His mind cataloged all the places they might go. Florence, first of all, where he would commission the finest Italian leather case for the medicines Mary would begin to collect again. Then to Rome, perhaps. Anywhere but India. Not that the country had a monopoly on cruelty. There were too many other places in the world where the recent British incursion had angered the natives, making them want to rebel as fiercely as the Atavasi.
He would never put his wife in danger.
His wife. Words that held a tinge of justifiable possessiveness. He knew so much more about her now, and her allure had only deepened. He’d thought to want only one thing from this woman, and discovered that loving her physically was not enough. He wanted to plumb her mind and test the dimensions of her soul.
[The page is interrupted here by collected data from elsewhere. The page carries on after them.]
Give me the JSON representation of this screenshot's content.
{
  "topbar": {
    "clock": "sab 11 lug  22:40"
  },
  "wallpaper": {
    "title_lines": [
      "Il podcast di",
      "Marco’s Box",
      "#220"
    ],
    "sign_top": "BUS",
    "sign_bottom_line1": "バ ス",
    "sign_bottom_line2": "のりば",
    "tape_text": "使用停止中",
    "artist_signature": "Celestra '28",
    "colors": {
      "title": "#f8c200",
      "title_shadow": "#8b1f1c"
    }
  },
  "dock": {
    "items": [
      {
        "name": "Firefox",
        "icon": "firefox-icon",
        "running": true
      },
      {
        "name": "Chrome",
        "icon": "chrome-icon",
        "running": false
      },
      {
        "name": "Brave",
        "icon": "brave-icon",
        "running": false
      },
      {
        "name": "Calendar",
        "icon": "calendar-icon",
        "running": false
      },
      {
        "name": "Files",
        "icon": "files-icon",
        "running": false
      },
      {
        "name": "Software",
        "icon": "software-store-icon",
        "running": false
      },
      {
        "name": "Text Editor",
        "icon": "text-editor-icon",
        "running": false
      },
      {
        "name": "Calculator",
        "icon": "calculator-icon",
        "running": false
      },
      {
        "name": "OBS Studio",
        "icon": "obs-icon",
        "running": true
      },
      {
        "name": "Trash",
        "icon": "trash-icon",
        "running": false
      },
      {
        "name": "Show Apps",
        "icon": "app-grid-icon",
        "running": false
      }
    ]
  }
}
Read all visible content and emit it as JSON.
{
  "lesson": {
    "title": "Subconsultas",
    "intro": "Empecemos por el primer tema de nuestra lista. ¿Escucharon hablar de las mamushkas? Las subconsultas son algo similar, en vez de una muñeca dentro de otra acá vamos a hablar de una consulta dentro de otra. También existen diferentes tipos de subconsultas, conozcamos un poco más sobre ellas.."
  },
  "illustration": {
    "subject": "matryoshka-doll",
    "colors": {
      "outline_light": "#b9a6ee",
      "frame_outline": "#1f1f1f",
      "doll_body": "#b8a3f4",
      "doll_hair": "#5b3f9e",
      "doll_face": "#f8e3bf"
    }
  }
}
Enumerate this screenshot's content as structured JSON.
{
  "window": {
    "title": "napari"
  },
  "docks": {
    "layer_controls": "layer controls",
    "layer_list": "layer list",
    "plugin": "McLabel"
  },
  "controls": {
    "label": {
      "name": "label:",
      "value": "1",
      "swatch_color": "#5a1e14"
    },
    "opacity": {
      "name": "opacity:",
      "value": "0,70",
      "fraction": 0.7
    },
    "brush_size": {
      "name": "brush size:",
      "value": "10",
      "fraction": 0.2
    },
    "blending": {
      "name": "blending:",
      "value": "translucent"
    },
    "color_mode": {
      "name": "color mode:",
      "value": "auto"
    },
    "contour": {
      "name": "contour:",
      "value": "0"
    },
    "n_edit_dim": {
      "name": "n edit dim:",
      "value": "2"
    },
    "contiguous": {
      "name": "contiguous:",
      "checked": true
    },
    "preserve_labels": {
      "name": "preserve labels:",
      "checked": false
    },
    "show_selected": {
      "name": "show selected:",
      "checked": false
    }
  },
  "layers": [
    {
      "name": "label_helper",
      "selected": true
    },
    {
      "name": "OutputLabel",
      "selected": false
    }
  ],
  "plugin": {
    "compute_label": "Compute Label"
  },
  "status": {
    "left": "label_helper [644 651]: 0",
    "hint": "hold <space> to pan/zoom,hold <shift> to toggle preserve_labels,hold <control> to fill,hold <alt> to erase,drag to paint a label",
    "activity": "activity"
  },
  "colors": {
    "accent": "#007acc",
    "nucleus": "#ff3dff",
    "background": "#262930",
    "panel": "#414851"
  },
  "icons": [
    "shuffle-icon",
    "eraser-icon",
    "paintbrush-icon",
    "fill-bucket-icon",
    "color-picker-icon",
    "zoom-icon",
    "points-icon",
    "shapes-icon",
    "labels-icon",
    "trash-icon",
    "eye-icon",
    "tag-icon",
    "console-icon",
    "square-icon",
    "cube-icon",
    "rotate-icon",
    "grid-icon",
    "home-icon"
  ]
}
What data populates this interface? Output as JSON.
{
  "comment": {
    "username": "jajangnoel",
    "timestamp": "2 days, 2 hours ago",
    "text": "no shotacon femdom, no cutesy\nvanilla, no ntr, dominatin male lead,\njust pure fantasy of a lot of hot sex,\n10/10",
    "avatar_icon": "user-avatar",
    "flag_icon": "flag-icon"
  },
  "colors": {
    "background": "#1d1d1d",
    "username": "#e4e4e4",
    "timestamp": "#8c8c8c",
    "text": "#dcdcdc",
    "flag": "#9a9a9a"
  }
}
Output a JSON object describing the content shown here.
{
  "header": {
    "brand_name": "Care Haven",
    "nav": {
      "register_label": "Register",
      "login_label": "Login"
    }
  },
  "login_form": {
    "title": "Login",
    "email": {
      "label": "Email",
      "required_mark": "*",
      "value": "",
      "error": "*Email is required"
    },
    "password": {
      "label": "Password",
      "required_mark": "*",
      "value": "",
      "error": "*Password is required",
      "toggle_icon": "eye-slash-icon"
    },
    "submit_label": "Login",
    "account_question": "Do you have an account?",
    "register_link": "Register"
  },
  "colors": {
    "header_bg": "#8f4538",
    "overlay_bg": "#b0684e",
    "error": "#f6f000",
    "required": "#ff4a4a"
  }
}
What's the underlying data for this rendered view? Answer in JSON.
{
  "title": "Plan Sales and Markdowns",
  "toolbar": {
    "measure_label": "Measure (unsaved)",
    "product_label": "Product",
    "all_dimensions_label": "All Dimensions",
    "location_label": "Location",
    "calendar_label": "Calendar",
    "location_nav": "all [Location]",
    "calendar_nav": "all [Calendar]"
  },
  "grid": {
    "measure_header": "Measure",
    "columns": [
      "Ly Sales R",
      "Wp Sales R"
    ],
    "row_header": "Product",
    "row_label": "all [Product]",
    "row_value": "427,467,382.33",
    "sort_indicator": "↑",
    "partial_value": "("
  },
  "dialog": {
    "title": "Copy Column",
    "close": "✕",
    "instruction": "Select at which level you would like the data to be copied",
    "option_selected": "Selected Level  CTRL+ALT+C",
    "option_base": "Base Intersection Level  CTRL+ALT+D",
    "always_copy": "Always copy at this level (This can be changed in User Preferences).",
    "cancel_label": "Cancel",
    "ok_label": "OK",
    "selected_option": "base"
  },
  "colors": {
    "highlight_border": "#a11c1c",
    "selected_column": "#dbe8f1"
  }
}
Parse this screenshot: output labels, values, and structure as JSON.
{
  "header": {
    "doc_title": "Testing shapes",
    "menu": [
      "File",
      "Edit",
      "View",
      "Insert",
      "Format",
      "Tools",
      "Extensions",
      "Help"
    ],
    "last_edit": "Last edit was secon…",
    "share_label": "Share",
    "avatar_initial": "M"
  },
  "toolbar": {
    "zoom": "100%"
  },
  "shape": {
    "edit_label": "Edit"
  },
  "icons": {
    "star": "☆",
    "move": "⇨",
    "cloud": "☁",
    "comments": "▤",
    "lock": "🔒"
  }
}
Her smile always possessed an edge of sadness, and her eyes, sometimes sparkling with mischief, sometimes sober and intent, had always seemed a little weary of the world. He’d known of her ability to heal, but now suspected that she did so as a way to fight loneliness.
Sitting in the courtroom today, he’d finally pieced it together, understanding that what he saw in her was what he’d also felt in himself, an apartness, an aloofness that separated him from other people. He recognized a kindred soul in her.
The woman he’d bedded had merged with the woman who fascinated him. The two became one, an amalgam of charm, physical grace, intelligence, and more. He found himself wanting to know why she thought certain things, what her childhood had been like. What her dreams were, her favorite color, all answers he might have known if he’d courted her properly.
Once, he might have been a proper suitor, but he’d returned from India a different man, the idea of indulging in courtship far from his mind. Yet somehow, Fate or Providence had brought Mary into his life. A reward, perhaps, for his stoic refusal to die?
His mind wandered to those days in the desert. For months, he’d not wanted to think about Thompson. Hamish found himself reliving the scene as if he were not simply involved in it, but as if he also stood apart, watching the man he’d been.
His clothes were in tatters and his skin burned to blisters by the sun. His lips were white with sores as he knelt beside Thompson.
“Get up,” he’d commanded, his throat feeling as if he’d swallowed burning hot sand. Months of screams had cracked his voice. “Get up, damn you.”
Thompson hadn’t moved for a long while. Finally, he’d opened his eyes, staring full-faced into the sun. “Susan? Is that you? Oh, my dearest girl, I’ve dreamed of you.”
“Get up, Thompson.”
The other man shivered, burying himself deeper into the sand until only his chest and head showed. “It’s cold in Surrey in winter,” he said to no one in particular.
Hamish stood, his reserves nearly gone. It would be so easy to simply join him, lie down in the sand and pretend himself home. He shook himself and stared off toward the far horizon. Only a day more. He repeated that to Thompson, but the man didn’t answer. “Damn it!” he shouted. “Do you want to die?”
Again, no response.
“Susan, close the window, it’s cold in the room.”
Thompson crossed his arms over his chest as his body bowed, his entire frame shaking. He, like Hamish, had lost so much weight over the past months that it wasn’t difficult to imagine his skull through the thin layer of flesh and muscle. His grin wasn’t humor but a muscle spasm.
“Thompson!”
The longer he stood there, fatigue leaching the last of his resolve, the more the sun seared into him. Thompson was dying, just as Hamish would if he didn’t find shelter.
He looked toward the far horizon once more before bending and picking up Thompson’s water jug. He poured half of it into his own container, and tried once more to rouse him. When Thompson didn’t answer, Hamish turned and staggered toward the horizon. If he found help, he’d come back for the man.